Even though the epic, 4 hour long crime drama "Once Upon a Time in America" abounds with brilliant scenes and was critically acclaimed, it is an overrated and overlong film, a film that is "brilliant in a wrong way", and does not have that special control that is needed from a director that shoots his dream project and is thus in love with every scene to the point of excess, thus the whole movie ultimately gets crushed by its tedious tone and starts going on one nerves after a while. The exposition is excellent and filled with great details: a woman finds numerous bullet holes on the bed, shaped like a silhouette of a man; Noodles' (De Niro) hallucination that the telephone is ringing even after he picks up the earphone...They all form a very good starting point for a story and manage to absorb the viewer into their world.
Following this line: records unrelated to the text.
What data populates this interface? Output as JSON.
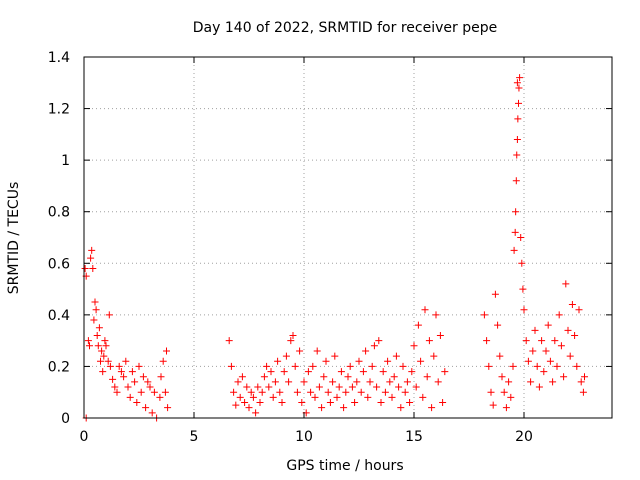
{
  "chart_data": {
    "type": "scatter",
    "title": "Day 140 of 2022, SRMTID for receiver pepe",
    "xlabel": "GPS time / hours",
    "ylabel": "SRMTID / TECUs",
    "xlim": [
      0,
      24
    ],
    "ylim": [
      0,
      1.4
    ],
    "x_ticks": [
      0,
      5,
      10,
      15,
      20
    ],
    "x_tick_labels": [
      "0",
      "5",
      "10",
      "15",
      "20"
    ],
    "y_ticks": [
      0,
      0.2,
      0.4,
      0.6,
      0.8,
      1.0,
      1.2,
      1.4
    ],
    "y_tick_labels": [
      "0",
      "0.2",
      "0.4",
      "0.6",
      "0.8",
      "1",
      "1.2",
      "1.4"
    ],
    "grid": true,
    "marker": "plus",
    "marker_color": "#ff0000",
    "series": [
      {
        "name": "SRMTID",
        "points": [
          [
            0.05,
            0.58
          ],
          [
            0.1,
            0.55
          ],
          [
            0.1,
            0.0
          ],
          [
            0.2,
            0.3
          ],
          [
            0.25,
            0.28
          ],
          [
            0.3,
            0.62
          ],
          [
            0.35,
            0.65
          ],
          [
            0.4,
            0.58
          ],
          [
            0.45,
            0.38
          ],
          [
            0.5,
            0.45
          ],
          [
            0.55,
            0.42
          ],
          [
            0.6,
            0.32
          ],
          [
            0.65,
            0.28
          ],
          [
            0.7,
            0.35
          ],
          [
            0.75,
            0.22
          ],
          [
            0.8,
            0.26
          ],
          [
            0.85,
            0.18
          ],
          [
            0.9,
            0.24
          ],
          [
            0.95,
            0.3
          ],
          [
            1.0,
            0.28
          ],
          [
            1.1,
            0.22
          ],
          [
            1.15,
            0.4
          ],
          [
            1.2,
            0.2
          ],
          [
            1.3,
            0.15
          ],
          [
            1.4,
            0.12
          ],
          [
            1.5,
            0.1
          ],
          [
            1.6,
            0.2
          ],
          [
            1.7,
            0.18
          ],
          [
            1.8,
            0.16
          ],
          [
            1.9,
            0.22
          ],
          [
            2.0,
            0.12
          ],
          [
            2.1,
            0.08
          ],
          [
            2.2,
            0.18
          ],
          [
            2.3,
            0.14
          ],
          [
            2.4,
            0.06
          ],
          [
            2.5,
            0.2
          ],
          [
            2.6,
            0.1
          ],
          [
            2.7,
            0.16
          ],
          [
            2.8,
            0.04
          ],
          [
            2.9,
            0.14
          ],
          [
            3.0,
            0.12
          ],
          [
            3.1,
            0.02
          ],
          [
            3.2,
            0.1
          ],
          [
            3.3,
            0.0
          ],
          [
            3.45,
            0.08
          ],
          [
            3.5,
            0.16
          ],
          [
            3.6,
            0.22
          ],
          [
            3.7,
            0.1
          ],
          [
            3.75,
            0.26
          ],
          [
            3.8,
            0.04
          ],
          [
            6.6,
            0.3
          ],
          [
            6.7,
            0.2
          ],
          [
            6.8,
            0.1
          ],
          [
            6.9,
            0.05
          ],
          [
            7.0,
            0.14
          ],
          [
            7.1,
            0.08
          ],
          [
            7.2,
            0.16
          ],
          [
            7.3,
            0.06
          ],
          [
            7.4,
            0.12
          ],
          [
            7.5,
            0.04
          ],
          [
            7.6,
            0.1
          ],
          [
            7.7,
            0.08
          ],
          [
            7.8,
            0.02
          ],
          [
            7.9,
            0.12
          ],
          [
            8.0,
            0.06
          ],
          [
            8.1,
            0.1
          ],
          [
            8.2,
            0.16
          ],
          [
            8.3,
            0.2
          ],
          [
            8.4,
            0.12
          ],
          [
            8.5,
            0.18
          ],
          [
            8.6,
            0.08
          ],
          [
            8.7,
            0.14
          ],
          [
            8.8,
            0.22
          ],
          [
            8.9,
            0.1
          ],
          [
            9.0,
            0.06
          ],
          [
            9.1,
            0.18
          ],
          [
            9.2,
            0.24
          ],
          [
            9.3,
            0.14
          ],
          [
            9.4,
            0.3
          ],
          [
            9.5,
            0.32
          ],
          [
            9.6,
            0.2
          ],
          [
            9.7,
            0.1
          ],
          [
            9.8,
            0.26
          ],
          [
            9.9,
            0.06
          ],
          [
            10.0,
            0.14
          ],
          [
            10.1,
            0.02
          ],
          [
            10.2,
            0.18
          ],
          [
            10.3,
            0.1
          ],
          [
            10.4,
            0.2
          ],
          [
            10.5,
            0.08
          ],
          [
            10.6,
            0.26
          ],
          [
            10.7,
            0.12
          ],
          [
            10.8,
            0.04
          ],
          [
            10.9,
            0.16
          ],
          [
            11.0,
            0.22
          ],
          [
            11.1,
            0.1
          ],
          [
            11.2,
            0.06
          ],
          [
            11.3,
            0.14
          ],
          [
            11.4,
            0.24
          ],
          [
            11.5,
            0.08
          ],
          [
            11.6,
            0.12
          ],
          [
            11.7,
            0.18
          ],
          [
            11.8,
            0.04
          ],
          [
            11.9,
            0.1
          ],
          [
            12.0,
            0.16
          ],
          [
            12.1,
            0.2
          ],
          [
            12.2,
            0.12
          ],
          [
            12.3,
            0.06
          ],
          [
            12.4,
            0.14
          ],
          [
            12.5,
            0.22
          ],
          [
            12.6,
            0.1
          ],
          [
            12.7,
            0.18
          ],
          [
            12.8,
            0.26
          ],
          [
            12.9,
            0.08
          ],
          [
            13.0,
            0.14
          ],
          [
            13.1,
            0.2
          ],
          [
            13.2,
            0.28
          ],
          [
            13.3,
            0.12
          ],
          [
            13.4,
            0.3
          ],
          [
            13.5,
            0.06
          ],
          [
            13.6,
            0.18
          ],
          [
            13.7,
            0.1
          ],
          [
            13.8,
            0.22
          ],
          [
            13.9,
            0.14
          ],
          [
            14.0,
            0.08
          ],
          [
            14.1,
            0.16
          ],
          [
            14.2,
            0.24
          ],
          [
            14.3,
            0.12
          ],
          [
            14.4,
            0.04
          ],
          [
            14.5,
            0.2
          ],
          [
            14.6,
            0.1
          ],
          [
            14.7,
            0.14
          ],
          [
            14.8,
            0.06
          ],
          [
            14.9,
            0.18
          ],
          [
            15.0,
            0.28
          ],
          [
            15.1,
            0.12
          ],
          [
            15.2,
            0.36
          ],
          [
            15.3,
            0.22
          ],
          [
            15.4,
            0.08
          ],
          [
            15.5,
            0.42
          ],
          [
            15.6,
            0.16
          ],
          [
            15.7,
            0.3
          ],
          [
            15.8,
            0.04
          ],
          [
            15.9,
            0.24
          ],
          [
            16.0,
            0.4
          ],
          [
            16.1,
            0.14
          ],
          [
            16.2,
            0.32
          ],
          [
            16.3,
            0.06
          ],
          [
            16.4,
            0.18
          ],
          [
            18.2,
            0.4
          ],
          [
            18.3,
            0.3
          ],
          [
            18.4,
            0.2
          ],
          [
            18.5,
            0.1
          ],
          [
            18.6,
            0.05
          ],
          [
            18.7,
            0.48
          ],
          [
            18.8,
            0.36
          ],
          [
            18.9,
            0.24
          ],
          [
            19.0,
            0.16
          ],
          [
            19.1,
            0.1
          ],
          [
            19.2,
            0.04
          ],
          [
            19.3,
            0.14
          ],
          [
            19.4,
            0.08
          ],
          [
            19.5,
            0.2
          ],
          [
            19.55,
            0.65
          ],
          [
            19.6,
            0.72
          ],
          [
            19.62,
            0.8
          ],
          [
            19.65,
            0.92
          ],
          [
            19.67,
            1.02
          ],
          [
            19.7,
            1.08
          ],
          [
            19.72,
            1.16
          ],
          [
            19.75,
            1.22
          ],
          [
            19.77,
            1.28
          ],
          [
            19.8,
            1.32
          ],
          [
            19.7,
            1.3
          ],
          [
            19.85,
            0.7
          ],
          [
            19.9,
            0.6
          ],
          [
            19.95,
            0.5
          ],
          [
            20.0,
            0.42
          ],
          [
            20.1,
            0.3
          ],
          [
            20.2,
            0.22
          ],
          [
            20.3,
            0.14
          ],
          [
            20.4,
            0.26
          ],
          [
            20.5,
            0.34
          ],
          [
            20.6,
            0.2
          ],
          [
            20.7,
            0.12
          ],
          [
            20.8,
            0.3
          ],
          [
            20.9,
            0.18
          ],
          [
            21.0,
            0.26
          ],
          [
            21.1,
            0.36
          ],
          [
            21.2,
            0.22
          ],
          [
            21.3,
            0.14
          ],
          [
            21.4,
            0.3
          ],
          [
            21.5,
            0.2
          ],
          [
            21.6,
            0.4
          ],
          [
            21.7,
            0.28
          ],
          [
            21.8,
            0.16
          ],
          [
            21.9,
            0.52
          ],
          [
            22.0,
            0.34
          ],
          [
            22.1,
            0.24
          ],
          [
            22.2,
            0.44
          ],
          [
            22.3,
            0.32
          ],
          [
            22.4,
            0.2
          ],
          [
            22.5,
            0.42
          ],
          [
            22.6,
            0.14
          ],
          [
            22.7,
            0.1
          ],
          [
            22.75,
            0.16
          ]
        ]
      }
    ]
  }
}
But despite his talent, Sergio Leone here loses the focus and point of the gangster story after a while, turning the whole film into a chaotic mess filled with disturbing scenes, like when Noodles rapes a woman on her agreement so that his gang could convincingly steal the diamonds, and later on they take out their penises so that she can recognize the perpetrator, and misogyny (the gangsters pressure Danny Aiello's cop character by swaping of his baby boy for a baby girl), in just some of the infamous scenes, not to mention that it is sickening that the director tried to give a sentimentalised depiction of the gangster hero (the song "Yesterday"; the cheap attempt that he actually loves his girlfriend after he raped her...). It is an wildly ambitious, sharp and clever film about the empty lives of gangsters, filled with great ideas here and there (an amusing joke with a coffin that has the word "Prohibition" written on it) - but it would have been better if the director could have made it without vague, unclear characters and events, heavily overstretched running time (too many scenes of characters just staring at each other that go on and on) and irritating pretentiousness. It was nominated for 2 Golden Globes (best director, Ennio Morricone for his great score) while it won 2 BAFTA awards (costumes, score) out of 5 nominations (best director, cinematography, supporting actress Tuesday Weld).